Seemingly oblivious to the country’s considerable political and security troubles, many of Libya’s politicians hope to conduct new elections for parliament and president while Libya is, de facto,partitioned into an east and a west as well as a medley of militia-controlled territories. A United Nations-sponsored Libyan Political Agreement from December 2015 is fighting for its life as UN envoy to Libya Ghassan Salame warns that elections need to be preceded by an agreed constitution on the nature of the political system. Besides, the country has no election law, accurate and trusted voter rolls and registration, or mechanisms for legal supervision.

Manama, Bahrain. Image Credit, Wadiia, Wikimedia Commons

In the Gulf, Bahrain is also set to hold parliamentary elections this year despite a continued crackdown on all opposition whose participation is doubtful at best. This would be the second country-wide poll since the protests of February 2011 that ended with the direct intervention by forces from the Gulf Cooperation Council’s Peninsula Shield. No opposition candidates contested the 2014 elections as government-approved politicians and courtiers swept the results. It is hard to imagine that this year’s round will be a true return to the pre-2011 somewhat competitive races that in some instances allowed for the election of opposition candidates, albeit within the circumscribed space of unfettered rule.

Where parliamentary elections are going to be competitive and consequential this year given the stakes is in Iraq and Lebanon, both of which are abutting war-torn Syria and exposed to the myriad impacts of elite competition, Iranian influence, and sectarian divisions. Both countries have chosen different versions of consociational and sectarian political formulas; subsequently, their elections will not be expected to allow for broad-range representation of secular forces in either society. It is also arguably expected that cross-cutting, inter-confessional alliances will not form, making for a less inclusive and more fractured political environment.

In Iraq, Shiite political forces have been the main drivers of political developments since the writing of the country’s constitution in 2005. However, the competition between them has not led to better government or stronger institutions. In fact, they have presided over and benefited from corruption, nepotism, and the absence of accountability. This year, their different factions––moderates led by Prime Minister Haidar al-Abadi, challengers to his premiership, and pro-Iran extremists in control of armed militias––are in a battle for the final control of the organs of the Iraqi state. Other political forces, Shia, Sunni, and secularists, are in the political game to secure some representation that they can best use as a check on executive authority and to maybe give some support to the moderate Abadi.

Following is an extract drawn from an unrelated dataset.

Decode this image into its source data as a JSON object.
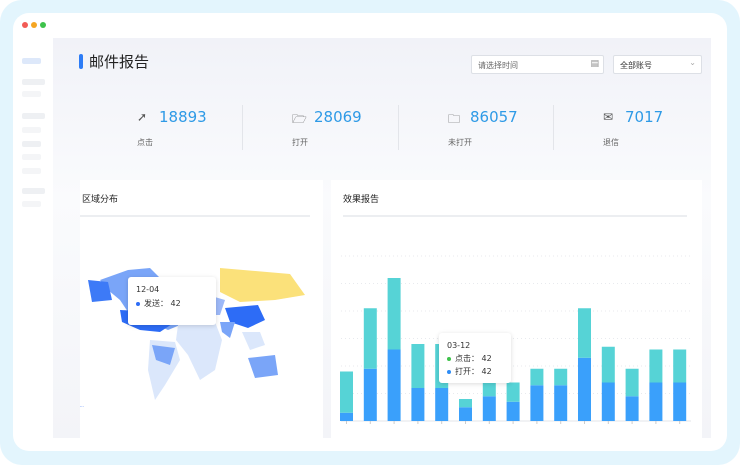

Finally, Lebanon is on the cusp of renewing its parliamentary politics, unless unwanted regional circumstances arise to prevent this exercise of democracy. The current Chamber of Deputies was originally elected in 2009 and its mandate has been renewed three times because of serious disputes over a new electoral law. But in June 2017, a new law of proportional representation that still preserved the sectarian division of parliamentary seats was enacted. It is hard to see how the new rules will impact voting and the results, but the election is likely to re-produce the old alliances. Moreover, many Lebanese doubt that the new legislature will give the government the necessary tools and power to help deal with the challenges posed by Hezbollah’s status as a state-within-the-state and the many neglected economic and social ills in the country.

Elections are normal mechanisms for the renewal of democratic politics and the reinvigoration of the polity. Whether for legislative bodies or executive authority, they are yardsticks for measuring the health and sustainability of political systems. In the Arab world, they have become mere signposts for perpetuating either autocratic rule or political alliances between elite groupings. While the Tunisian model of political compromise may be emulated, it may not be enough. For true Arab democratic development to take place, Arab regimes must realize that their current political culture and practices have failed and that they should allow Arab citizens to help chart the region’s course out of the tunnel of authoritarianism.